Research Summary: To examine whether firms use corporate social responsibility (CSR) to insure against stock price risk, we exploit an exogenous shock in stock price risk associated with Regulation SHO whereby the SEC randomly selected pilot firms for which the uptick restriction on short sales no longer applied. A difference-in-differences test reveals that pilot firms increased CSR more than non-pilot firms and that in particular they reduced CSR concerns and increased CSR that impacts stakeholders involved in direct resource exchange. We also find that pilot firm CSR reduced short positions against them and that the effect is stronger for CSR concerns and CSR that impacts directly-connected stakeholders. Overall, we document a causal effect of stock price risk on managerial incentives to invest in CSR for risk mitigation.

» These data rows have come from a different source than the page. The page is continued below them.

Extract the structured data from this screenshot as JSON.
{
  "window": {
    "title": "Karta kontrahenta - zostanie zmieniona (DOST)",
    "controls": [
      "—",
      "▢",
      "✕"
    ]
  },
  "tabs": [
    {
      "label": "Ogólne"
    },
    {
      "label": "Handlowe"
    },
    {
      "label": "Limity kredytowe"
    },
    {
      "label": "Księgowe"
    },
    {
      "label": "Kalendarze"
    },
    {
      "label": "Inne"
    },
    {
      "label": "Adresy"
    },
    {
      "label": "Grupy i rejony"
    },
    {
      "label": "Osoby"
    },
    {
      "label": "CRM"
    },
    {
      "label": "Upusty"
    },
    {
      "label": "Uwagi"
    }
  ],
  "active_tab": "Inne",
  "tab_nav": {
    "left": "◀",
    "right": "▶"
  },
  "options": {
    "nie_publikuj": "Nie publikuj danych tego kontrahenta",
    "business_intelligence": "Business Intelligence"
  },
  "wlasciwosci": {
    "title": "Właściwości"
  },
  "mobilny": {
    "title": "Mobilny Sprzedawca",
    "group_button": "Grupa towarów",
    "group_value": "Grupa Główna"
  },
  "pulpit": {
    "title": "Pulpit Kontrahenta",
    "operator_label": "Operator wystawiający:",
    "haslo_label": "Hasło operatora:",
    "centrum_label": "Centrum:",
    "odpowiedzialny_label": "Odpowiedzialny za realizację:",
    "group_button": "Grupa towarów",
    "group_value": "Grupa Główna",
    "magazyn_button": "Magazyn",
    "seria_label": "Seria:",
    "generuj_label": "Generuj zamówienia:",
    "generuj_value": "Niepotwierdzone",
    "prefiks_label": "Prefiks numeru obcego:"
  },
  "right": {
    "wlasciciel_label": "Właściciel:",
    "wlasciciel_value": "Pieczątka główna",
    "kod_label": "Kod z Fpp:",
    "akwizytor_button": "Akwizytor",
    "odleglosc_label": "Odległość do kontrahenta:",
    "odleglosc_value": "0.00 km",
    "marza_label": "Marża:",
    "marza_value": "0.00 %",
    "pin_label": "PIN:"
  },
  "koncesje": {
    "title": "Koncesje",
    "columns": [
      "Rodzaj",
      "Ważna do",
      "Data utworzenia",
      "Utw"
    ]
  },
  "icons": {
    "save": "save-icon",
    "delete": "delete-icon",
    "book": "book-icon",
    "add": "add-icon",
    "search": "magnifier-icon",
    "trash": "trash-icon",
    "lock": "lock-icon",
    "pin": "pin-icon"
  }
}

Managerial Summary: CSR has many purported benefits, one of which is that it can insure against the adverse stock price effects of negative events. But do managers purposefully use CSR in this way and do such investments provide intended insurance-like benefits? By exploiting a natural experiment where a randomly selected set of pilot firms were exposed to elevated short sale risk unleashed by the SEC regulation, we find evidence that they do. Once the SEC initiated the regulatory change, firms that faced greater risk increased CSR more than firms that did not. In addition, increased CSR lowered short interests in pilot firms’ stocks and this reduction is attributable to the insurance-like effect of CSR rather than simply prevention of adverse events.